April 2008
Mary Island
Jasmins E-Mails
© Jonathan Philippi 2018
16. April 2008 Oh, bin ich k.o. Ich sag dir, diese Fliegerei ist nichts für mich. Das hat total geschlaucht. Obwohl alles glatt lief. Keine Verspätung, und sogar das Essen hat geschmeckt. Aber mein Kreuz, da sitze ich lieber 8 Stunden auf einem Pferd. War eine tolle Zeit und ich habe es genossen. Den Strand habe ich die letzte Woche gar nicht vermisst, dass ihr jetzt eine richtige Farm seid, finde ich total klasse, ach ich wollte, ich könnte bei euch leben.
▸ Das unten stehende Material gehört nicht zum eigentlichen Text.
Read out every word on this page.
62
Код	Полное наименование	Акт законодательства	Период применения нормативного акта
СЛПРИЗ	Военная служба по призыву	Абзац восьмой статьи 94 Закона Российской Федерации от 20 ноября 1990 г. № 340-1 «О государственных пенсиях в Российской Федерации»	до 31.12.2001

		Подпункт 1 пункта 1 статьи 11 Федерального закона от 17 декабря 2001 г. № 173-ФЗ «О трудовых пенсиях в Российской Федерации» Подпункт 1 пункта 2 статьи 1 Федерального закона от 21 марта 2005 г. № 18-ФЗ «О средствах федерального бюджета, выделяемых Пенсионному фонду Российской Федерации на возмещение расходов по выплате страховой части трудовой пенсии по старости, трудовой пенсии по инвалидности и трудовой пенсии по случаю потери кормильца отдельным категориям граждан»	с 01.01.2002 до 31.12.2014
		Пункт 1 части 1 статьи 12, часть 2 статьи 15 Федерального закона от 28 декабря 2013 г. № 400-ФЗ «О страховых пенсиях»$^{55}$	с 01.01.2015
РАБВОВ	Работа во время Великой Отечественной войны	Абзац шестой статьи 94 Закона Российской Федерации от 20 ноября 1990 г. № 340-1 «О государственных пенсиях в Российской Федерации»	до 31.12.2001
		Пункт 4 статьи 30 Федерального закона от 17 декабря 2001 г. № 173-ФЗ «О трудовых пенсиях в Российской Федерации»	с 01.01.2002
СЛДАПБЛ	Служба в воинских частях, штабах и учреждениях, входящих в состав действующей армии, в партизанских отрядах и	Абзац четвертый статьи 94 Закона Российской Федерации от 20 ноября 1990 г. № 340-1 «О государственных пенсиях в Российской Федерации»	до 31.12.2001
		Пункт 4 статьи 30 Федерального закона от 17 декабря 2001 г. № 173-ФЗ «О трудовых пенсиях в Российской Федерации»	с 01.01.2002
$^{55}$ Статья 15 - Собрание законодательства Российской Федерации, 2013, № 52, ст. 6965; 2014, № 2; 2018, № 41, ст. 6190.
Schon im Flug ging nämlich das Gezeter meiner Alten wieder los. „Das ist viel zu teuer.“ Paps meinte die Schuhe, die Mama sich gekauft hatte, „Ja und, dein blöder Ausflug auf diesem doofen Boot war auch nicht billiger.“ „Nie was zusammen, jeder für sich.“ „Ich mag keine Achterbahnen“ usw. Yannick hat den Kopf eingezogen, die waren richtig laut geworden, die Stewards haben schon schräg geguckt. Wir sind um 16 Uhr gelandet und Papa ist gleich heimgefahren. Zu Hause ist er völlig übermüdet dann mit der Beifahrertür gegen das Garagentor gekratzt. Mann, das gab eine Portion extra Stress. Aber die Zeit bei euch war toll. Wirklich. Das einzige, was mich genervt hat, ist der Name für mich. Die haben Dschäzzmänn zu mir gesagt, das klingt wie eine der doofen CDs von Paps mit Jazz drauf. Na egal. Ich werde eine Menge zu erzählen haben. Kevin wird Augen machen. Wenn die die Bilder alle sehen, die werden es nicht glauben. Nun muss ich aber ins Bett, bin total ausgelaugt. Bis bald, HDGDL Gruß aus der alten Heimat von Jazzman! HIHIHI.